Сержант, снова не вытерпев, спросил:
— Дома, что ли, неладно? Замечаю, тоскуете который день.
Кузовлев взворохнулся на месте.
— Сейчас, товарищ сержант, у всех дома неладно…
И лег на спину, тяжело вздохнув.
Расстроенный и озадаченный, Орешин накинул шинель на плечи, вышел из землянки на улицу. Было ветрено и холодно. Кряхтя и потрескивая, мерно раскачивались на опушке высоченные угрюмые ели, сбрасывая со своих лап снеговые подушки. Большими горбатыми сугробами белели в темноте землянки. За лесом непрерывно погромыхивал, ворчал и стрекотал, сверкая огнями, фронт. Разбрызгивая зеленые и красные огни, над лесом то и дело поднимались ракеты, а трассирующие пули плавно чертили в темном небе огненные дуги.
Опасаясь нашей разведки, немцы тревожно потрескивали по всему фронту из ручных пулеметов, простреливая все дороги и тропинки. В ответ им ровно и спокойно стучал, точно швейная машина, наш «Максим». Но иногда пулеметчик то ли из озорства, то ли от скуки, а может быть, хвастая своей выучкой, лихо начинал выстукивать на пулемете «барыню». Немцы удивленно замолкали минут на пять, потом, спохватившись, трещали еще тревожнее.

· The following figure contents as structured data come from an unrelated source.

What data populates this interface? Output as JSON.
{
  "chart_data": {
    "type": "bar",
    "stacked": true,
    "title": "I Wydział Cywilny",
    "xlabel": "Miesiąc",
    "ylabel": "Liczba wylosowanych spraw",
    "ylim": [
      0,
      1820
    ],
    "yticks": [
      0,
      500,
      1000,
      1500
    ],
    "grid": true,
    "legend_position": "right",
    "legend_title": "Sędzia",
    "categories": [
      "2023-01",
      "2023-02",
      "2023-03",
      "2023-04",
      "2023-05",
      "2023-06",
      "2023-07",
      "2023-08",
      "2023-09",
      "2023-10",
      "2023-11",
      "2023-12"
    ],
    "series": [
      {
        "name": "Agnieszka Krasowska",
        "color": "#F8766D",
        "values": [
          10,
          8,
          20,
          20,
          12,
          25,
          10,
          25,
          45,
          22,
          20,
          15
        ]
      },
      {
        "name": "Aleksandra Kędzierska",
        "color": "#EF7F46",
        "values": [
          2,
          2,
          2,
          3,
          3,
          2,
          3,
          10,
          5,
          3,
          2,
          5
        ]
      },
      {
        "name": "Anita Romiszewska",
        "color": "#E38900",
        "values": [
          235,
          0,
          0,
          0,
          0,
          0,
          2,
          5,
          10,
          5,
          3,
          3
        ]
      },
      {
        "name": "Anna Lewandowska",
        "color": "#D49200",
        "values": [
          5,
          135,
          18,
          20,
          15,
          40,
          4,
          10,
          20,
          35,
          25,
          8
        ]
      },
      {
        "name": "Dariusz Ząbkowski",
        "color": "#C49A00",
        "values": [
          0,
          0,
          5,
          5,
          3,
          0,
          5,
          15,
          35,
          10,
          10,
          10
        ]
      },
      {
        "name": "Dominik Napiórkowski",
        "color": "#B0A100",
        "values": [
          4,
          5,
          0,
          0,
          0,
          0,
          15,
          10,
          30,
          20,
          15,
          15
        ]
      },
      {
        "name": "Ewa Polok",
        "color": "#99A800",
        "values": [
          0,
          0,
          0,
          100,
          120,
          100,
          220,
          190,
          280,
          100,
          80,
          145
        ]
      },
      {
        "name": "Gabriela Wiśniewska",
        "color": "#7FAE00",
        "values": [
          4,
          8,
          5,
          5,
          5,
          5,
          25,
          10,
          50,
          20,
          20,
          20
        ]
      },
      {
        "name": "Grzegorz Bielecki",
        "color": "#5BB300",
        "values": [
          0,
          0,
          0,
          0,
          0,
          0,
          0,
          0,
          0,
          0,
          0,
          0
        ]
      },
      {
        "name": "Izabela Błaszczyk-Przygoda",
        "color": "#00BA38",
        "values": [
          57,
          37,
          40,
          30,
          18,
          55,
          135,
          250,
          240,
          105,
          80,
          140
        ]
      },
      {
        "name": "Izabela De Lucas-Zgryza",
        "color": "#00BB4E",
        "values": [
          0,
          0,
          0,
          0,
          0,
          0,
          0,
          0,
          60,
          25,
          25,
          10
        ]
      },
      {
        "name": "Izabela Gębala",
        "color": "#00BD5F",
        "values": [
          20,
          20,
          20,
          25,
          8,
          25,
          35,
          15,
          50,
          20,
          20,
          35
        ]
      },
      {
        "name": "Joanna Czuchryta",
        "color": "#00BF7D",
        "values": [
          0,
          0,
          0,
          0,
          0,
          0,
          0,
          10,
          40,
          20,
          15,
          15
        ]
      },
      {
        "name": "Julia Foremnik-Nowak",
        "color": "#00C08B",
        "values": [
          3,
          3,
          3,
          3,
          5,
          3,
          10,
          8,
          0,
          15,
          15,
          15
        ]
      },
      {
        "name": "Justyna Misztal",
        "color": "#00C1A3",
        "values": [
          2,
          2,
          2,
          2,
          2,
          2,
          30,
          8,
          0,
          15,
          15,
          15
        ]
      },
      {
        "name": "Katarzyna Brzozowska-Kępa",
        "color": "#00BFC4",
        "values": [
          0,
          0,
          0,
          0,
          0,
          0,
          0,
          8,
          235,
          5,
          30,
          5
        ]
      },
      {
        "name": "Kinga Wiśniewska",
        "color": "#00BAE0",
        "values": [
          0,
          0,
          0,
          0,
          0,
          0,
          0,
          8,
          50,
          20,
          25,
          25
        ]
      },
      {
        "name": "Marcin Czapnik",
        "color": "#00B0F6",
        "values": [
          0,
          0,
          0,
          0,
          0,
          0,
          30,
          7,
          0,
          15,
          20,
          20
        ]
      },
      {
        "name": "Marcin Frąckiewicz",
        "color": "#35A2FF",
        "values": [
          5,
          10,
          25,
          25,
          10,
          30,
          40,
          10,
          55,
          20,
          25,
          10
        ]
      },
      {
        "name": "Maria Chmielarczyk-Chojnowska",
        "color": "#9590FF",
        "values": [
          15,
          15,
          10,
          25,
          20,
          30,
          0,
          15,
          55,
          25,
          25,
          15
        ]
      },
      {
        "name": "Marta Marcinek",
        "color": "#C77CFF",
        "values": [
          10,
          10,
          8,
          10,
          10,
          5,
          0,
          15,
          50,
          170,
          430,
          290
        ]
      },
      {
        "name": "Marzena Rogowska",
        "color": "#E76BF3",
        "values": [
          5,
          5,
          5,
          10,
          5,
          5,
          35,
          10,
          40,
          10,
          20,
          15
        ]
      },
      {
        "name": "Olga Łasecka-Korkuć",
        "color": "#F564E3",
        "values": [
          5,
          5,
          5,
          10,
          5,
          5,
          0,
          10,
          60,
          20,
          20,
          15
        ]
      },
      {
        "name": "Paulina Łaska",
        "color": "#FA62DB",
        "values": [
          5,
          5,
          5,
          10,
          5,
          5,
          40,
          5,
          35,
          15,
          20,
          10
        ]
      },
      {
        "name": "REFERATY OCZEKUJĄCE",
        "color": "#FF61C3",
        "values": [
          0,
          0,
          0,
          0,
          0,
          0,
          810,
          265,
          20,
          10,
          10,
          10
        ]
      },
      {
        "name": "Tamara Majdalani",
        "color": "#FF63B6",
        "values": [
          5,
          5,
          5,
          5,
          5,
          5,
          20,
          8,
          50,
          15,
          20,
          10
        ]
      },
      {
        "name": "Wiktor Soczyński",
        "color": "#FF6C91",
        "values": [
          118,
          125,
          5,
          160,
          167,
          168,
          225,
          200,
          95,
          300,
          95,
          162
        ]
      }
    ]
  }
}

Невидимыми лесными дорогами к фронту подползали с глухим урчанием танки, тягачи и машины. Изредка среди деревьев вспыхивал свет автомобильной фары и, как штыком проколов лес, исчезал. После этого темень становилась еще гуще, а лес рычал моторами еще грознее.
«Видать, скоро двинемся вперед!» — чутко вслушиваясь во все шумы фронта, определил Орешин. Он вернулся в землянку и лег, не снимая шинели. Сначала думалось о предстоящих боях, потом воображение надолго унесло к семье, в родной город, на завод. Далеким полузабытым сном представилась ему мирная жизнь, и он только удивлялся, как мало понимал и ценил ее раньше. От невысказанных дум и чувств захотелось перемолвиться с кем-нибудь хоть одним словом.
— Елизар Никитич! — шепотом окликнул он Кузовлева, приподнимаясь на локте и вглядываясь в темноту. — Ты не спишь?
— Нет, товарищ сержант, — шевельнулся в углу Кузовлев.
— Давай, брат, поговорим. Тоскливо что-то.
— И меня, Федор Александрович, думы одолели, — неожиданно и доверчиво признался Кузовлев. — Погоди, я сейчас поближе к тебе переберусь…
Звякая автоматом и каской, осторожно пролез между спящими к печке, подложил в нее дров и улегся рядом с сержантом.
— Я все думаю, Елизар Никитич, как до войны жил, — заговорил, мечтательно улыбаясь, Орешин. — У нас город красивый, весь в садах. На реке стоит. Парк большой на берегу, в парке — клуб, кино, театр летний, спортивные площадки разные. Бывало, сядем в лодки — да на ту сторону реки, в луга. На массовку. Народу много, и кто во что горазд. Старики, те больше около пивной бочки толкутся, а мы в волейбол играем или танцуем, поем, состязания разные устраиваем… Любил я одеться красиво, чтобы в настоящем виде на люди выйти — в театр, скажем, на вечеринку или там на гулянье. Да и возможность была: зарабатывал хорошо. Завод у нас большой, машины разные для сельского хозяйства выпускал. Я на сборке там работал. Вот времечко было: то машину новую осваиваем, то план жмем: машин больше колхозам дать к севу или к уборочной. Иной раз по суткам из цеха не вылезаешь, лишь бы до срока все сделать. И устали не знали! Ну и почет, конечно, за свой труд имел. И на собраниях о тебе говорят, в газетах пишут, и премии дают. Очень это душу подымает. Первым себя человеком на своей земле чуешь, хозяином: все твое, и за все ты отвечаешь. На работу, бывало, как на праздник идешь. Как вспомню, что немец город наш и завод разбил, сердце кровью обливается.